Il terzo e clamoroso buco investigativo è nell’opposizione dichiarata di Angelo Vassallo alla costruzione di 200 villette sull’ultimo lembo di spiaggia di Montecorice ad opera di un imprenditore nolano, ritenuto dagli investigatori fin dagli anni Novanta legato al boss Carmine Alfieri. La circostanza fu ampiamente documentata e illustrata nella trasmissione televisiva “Presa diretta” ad appena un mese dall’omicidio del sindaco.
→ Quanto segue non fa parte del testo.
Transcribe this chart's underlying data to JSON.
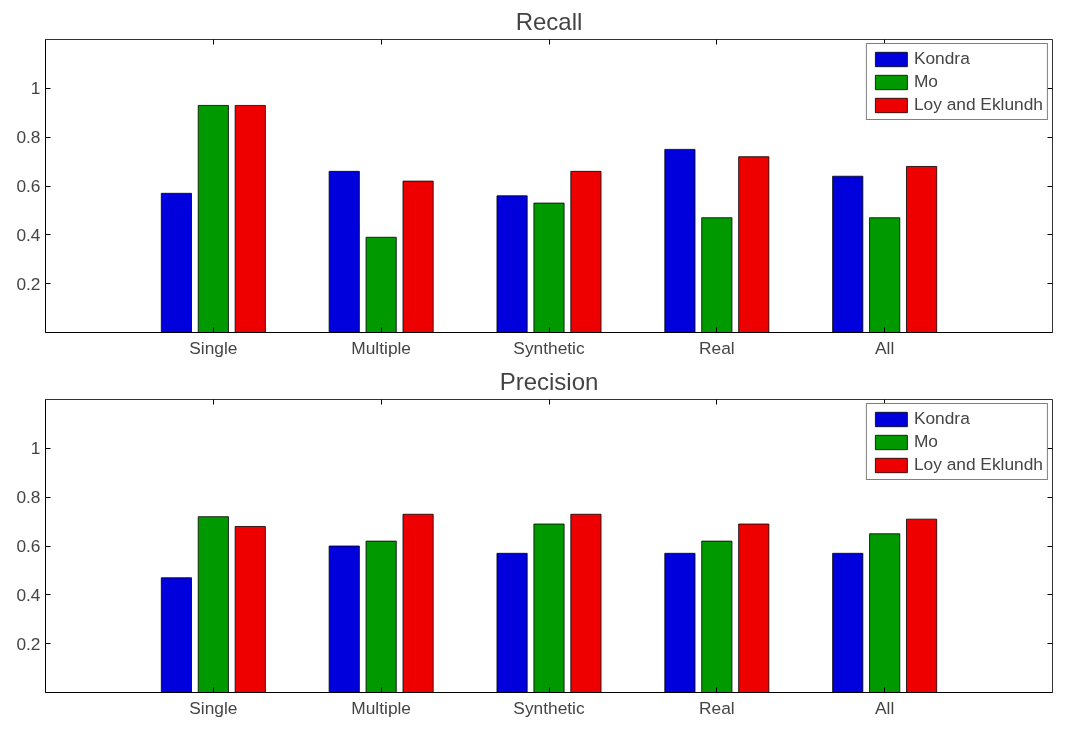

Il progetto di Montecorice è naufragato perché, dopo decenni, il Consiglio di Stato lo ha cancellato dalla previsione urbanistica del piano regolatore.

Tutto però è finito nell’inchiesta con la causale dell’omicidio legata allo spaccio di droga, denunciato dal sindaco, come motivo scatenante dell’omicidio e condito dal presunto depistaggio di un alto ufficiale dell’Arma.

 

Il processo mediatico

 

La giornata di ieri davanti al giudice per l’udienza preliminare promette di avere qualcosa di speciale, perché è la giornata dove il protagonismo di alcuni circoli mediatici, ai quali non sono estranei gli stessi magistrati,  tendono alla costruzione di verità alternative, mediante la propalazione di elementi non sottoposti a valutazione. Tanto da far archiviare

il principio costituzionale della presunzione di innocenza, principio costituzionale  più da tutelare quando è in gioco un processo con rappresentanti dello Stato imputati di reati così gravi.

Benvenuto “bavaglio” all’informazione se i pm che si preoccupano davvero della libertà di stampa non si ricordano che la priorità è difendersi dalla libertà di sputtanamento.

 

Il processo Vassallo oscilla tra oscenità del circo mediatico-giudiziario e dolore dei familiari, in quel populismo giudiziario alimentato da comunicazioni delle forze dell’ordine dove una lunga  parte in cui alle persone arrestate o indagate viene addebitata una serie di reati, con ricostruzione del contesto in cui sono stati commessi, e poi una parte conclusiva, molto breve, in cui si sottolinea che “il procedimento si trova nella fase delle indagini preliminari” e che quindi la colpevolezza dei soggetti coinvolti “dovrà essere accertata in sede di processo nel contraddittorio tra le parti”.  Una postilla grottesca al termine di un comunicato che non lascia spazio a dubbi sulla colpevolezza delle persone.

Ora si riprenderà il processo: il 12 dicembre prossimo la nuova udienza preliminare; il 16 gennaio 2026 il processo con rito abbreviato richiesto dall’imputato di Romolo Ridosso.